05: Berkilau

27 8 4
                                    

catatan:
2,5 kata. Kayaknya emang lagi demen ngetik panjang-panjang, haha! Terus, hati-hati dengan dialog sedikit tak senonoh di bab ini. Enjoy!

•••

Meski para hero dan heroine seringkali terselip di antara obrolan akrabnya dengan Jordan, nyatanya dunia di balik kacamata Jaka tak bisa goyah teralih oleh keberadaan Harmoni. Malah, makin tak beres. Jaka mengenal dirinya sebagai pribadi yang bodo amat, justru menjadi ingin mengetahui amat.

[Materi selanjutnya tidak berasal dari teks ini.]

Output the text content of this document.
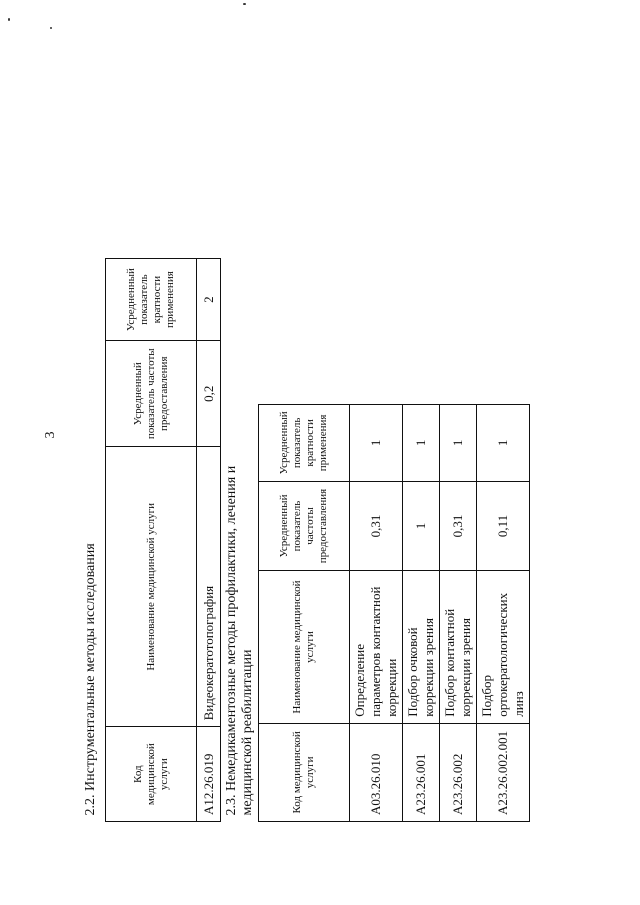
3
2.2. Инструментальные методы исследования			
Код медицинской услуги	Наименование медицинской услуги	Усредненный показатель частоты предоставления	Усредненный показатель кратности применения
A12.26.019	Видеокератотопография	0,2	2
2.3. Немедикаментозные методы профилактики, лечения и медицинской реабилитации			
Код медицинской услуги	Наименование медицинской услуги	Усредненный показатель частоты предоставления	Усредненный показатель кратности применения
A03.26.010	Определение параметров контактной коррекции	0,31	1
A23.26.001	Подбор очковой коррекции зрения	1	1
A23.26.002	Подбор контактной коррекции зрения	0,31	1
A23.26.002.001	Подбор ортокератологических линз	0,11	1
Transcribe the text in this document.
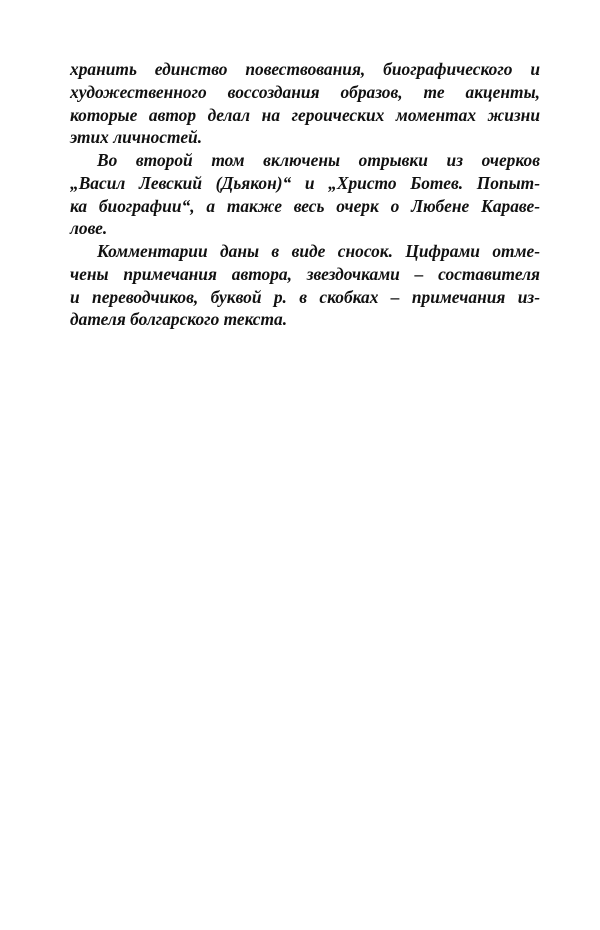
хранить единство повествования, биографического и
художественного воссоздания образов, те акценты,
которые автор делал на героических моментах жизни
этих личностей.
Во второй том включены отрывки из очерков
„Васил Левский (Дьякон)“ и „Христо Ботев. Попыт-
ка биографии“, а также весь очерк о Любене Караве-
лове.
Комментарии даны в виде сносок. Цифрами отме-
чены примечания автора, звездочками – составителя
и переводчиков, буквой р. в скобках – примечания из-
дателя болгарского текста.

Pengamatan dan mulutnya, sama-sama mengunci rapat.

Untuk Harmoni Permata.

Oh, permata. Berkilau, mahal, dan disukai banyak orang. Lebih dalam Jaka merenungi arti nama lengkap si gadis yang pertama kali mengetahui watak aslinya selain keluarga, lebih dalam lagi rasa iri menggali menuju bagian paling terpencil di dalam dirinya. Lubuk hati.

Jaka tak bisa seperti itu.

Nama depan yang dimiliki si gadis berponi tak efektif untuk memberhentikan kecemburuan yang makin terperosok. Harmoni, berarti menciptakan keindahan dalam keselarasan. Bagaimana yang punya nama bisa menyesuaikan keadaan sekitarnya, menjadi indah dan bahkan memperindah. Tutur dan tawanya yang menjadi perantara adanya estetika euforia yang memengaruhi orang-orang.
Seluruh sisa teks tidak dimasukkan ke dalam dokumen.